The ministry’s response stated that in line with the above provisions and according to the Department of Geology and Mines (DGM), they have been entertaining mining lease for varying periods based on the size, type, viability of the mine but has never leased any mine for 30 years.
For instance, the two captive mines for Dungsam Cement project was leased for 25 years each, and Geerja Stone Quarry in Thimphu was leased for 20 years. Similarly, there are also mines leased for 15 years although most are leased for 10 years. So far most of the renewals of leases have been limited to five years only.
The Council had asked the government to urgently impose a moratorium on issuance of any new leases to private individuals and businesses until the MMMA 1995 was amended so that the main law governing the mining and mineral sector is in line with the Constitution, in particular, Article 1.12 and Article 9.7 and aligned to the vision of a just and harmonious society.
Tashi Wangyal said Article 1.12 of the Constitution vests rights and ownership over mineral resources to the State and requires the sector to be regulated by law; and Article 9.7 calls for development and execution of policies to minimise inequalities of income and concentration of wealth, among others.

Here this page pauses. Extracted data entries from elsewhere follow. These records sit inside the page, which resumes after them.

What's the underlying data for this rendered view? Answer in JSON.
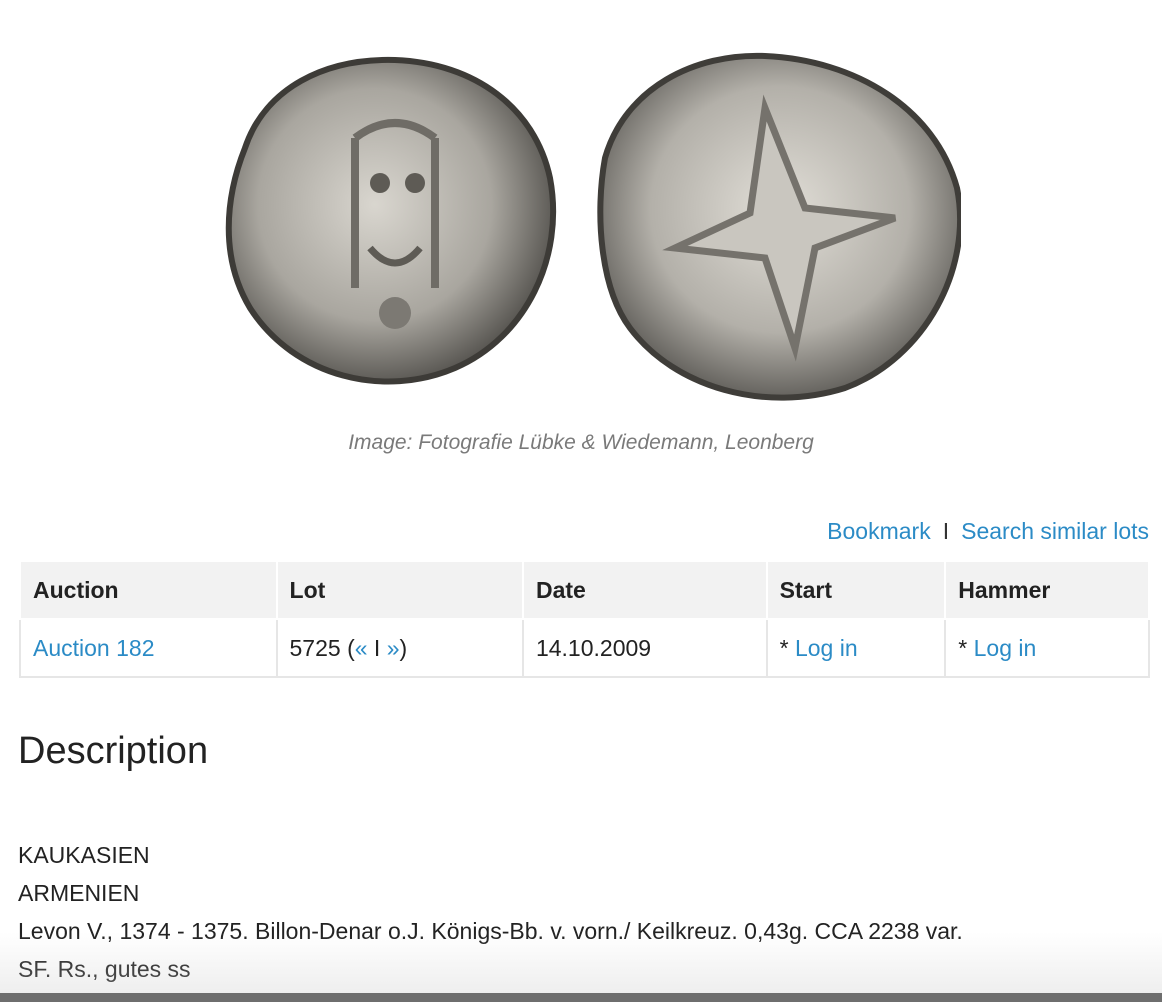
{
  "image": {
    "alt": "coin-obverse-and-reverse",
    "caption": "Image: Fotografie Lübke & Wiedemann, Leonberg"
  },
  "actions": {
    "bookmark": "Bookmark",
    "separator": "I",
    "search_similar": "Search similar lots"
  },
  "table": {
    "headers": [
      "Auction",
      "Lot",
      "Date",
      "Start",
      "Hammer"
    ],
    "row": {
      "auction": "Auction 182",
      "lot_number": "5725",
      "lot_open": " (",
      "prev": "«",
      "nav_sep": " I ",
      "next": "»",
      "lot_close": ")",
      "date": "14.10.2009",
      "start_prefix": "* ",
      "start_link": "Log in",
      "hammer_prefix": "* ",
      "hammer_link": "Log in"
    }
  },
  "description": {
    "title": "Description",
    "lines": [
      "KAUKASIEN",
      "ARMENIEN",
      "Levon V., 1374 - 1375. Billon-Denar o.J. Königs-Bb. v. vorn./ Keilkreuz. 0,43g. CCA 2238 var.",
      "SF. Rs., gutes ss"
    ]
  },
  "colors": {
    "link": "#2b8bc6",
    "header_bg": "#f2f2f2",
    "caption": "#7a7a7a"
  }
}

In November last year, the DGM wrote to the Council that the Act could not be reviewed because of lack of budget.
Members said that the economic affairs minister Lekey Dorji, in the 19th session during a question-answer session, had said that the bill would be tabled soon but there was mention of an amendment in the response despite this session being the last session of the government.
Samtse NC member Sangay Khandu said in pushing the ball from one to another, the opportunity to table such an important bill is missed.
As proposed by Tashi Wangyal, Chairperson Sonam Kinga said that the Council secretariat would write to the ministry for a list of the lease issued since 2008 and applications for lease during this government’s term before this session ends.
He said the issue needs to be resolved quickly and the members would meet separately to decide on whether or not to initiate processes to table the amendment of the MMMA 1995 in the next session.
“This may be the last session of our term but there is enough time to prepare the bill to be tabled in the next session, if we decide to amend,” Sonam Kinga said.